20. A Boy Named Sue (Johnny Cash)

This was written by the multitalented Shel Silverstein, who later wrote several hits for Dr. Hook, including "Sylvia's Mother" and "Cover Of The Rolling Stone." Silverstein also wrote several popular children's books. 

This is about a boy who grows up angry at his father not only for leaving his family, but for naming him Sue. When the boy grows up, he sees his father in a bar and gets in a fight with him. After his father explains that he named him Sue to make sure he was tough, the son understands. 

Cash recorded this live at San Quentin Prison in February, 1969. Silverstein's nephew Mitch Myers tell the story: "In those days in Nashville, and for all the people that would visit, the most fun that anyone really could have would be to go over to someone's house and play music.
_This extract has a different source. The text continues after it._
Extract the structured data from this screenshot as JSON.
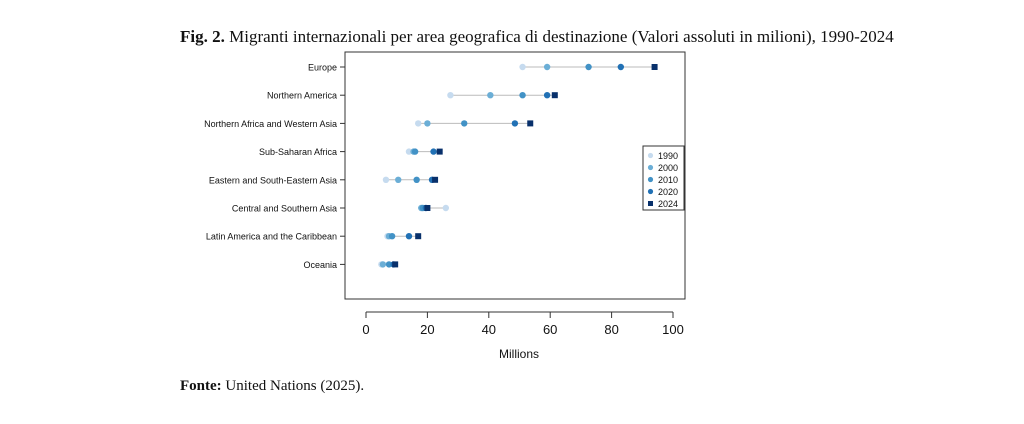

And they would do what one would call a 'Guitar Pull,' where you grabbed a guitar and you played one of your new songs, then someone else next to you would grab it and do the same, and there were people like Johnny Cash or Joni Mitchell, people of that caliber in the room. Shel sang his song 'Boy Named Sue,' and Johnny's wife June Carter thought it was a great song for Johnny Cash to perform. And not too long after that they were headed off to San Quentin to record a record - Live At San Quentin - and June said, 'Why don't you bring that Shel song with you.' And so they brought the lyrics. And when he was on stage he performed that song for the first time ever, he performed it live in front of that captive audience, in every sense of the word. He had to read the lyrics off of the sheet of paper that was at the foot of the stage, and it was a hit. And it wasn't touched up, it wasn't produced or simulated. They just did it, and it stuck. And it rang. I would say that it would qualify in the realm of novelty, a novelty song. Shel had a knack for the humorous and the kind of subversive lyrics. But they also were so catchy that people could not resist them." 

Shel Silverstein went on to write another song titled "The Father of the Boy Named Sue." It's the same story, but from the father's point of view.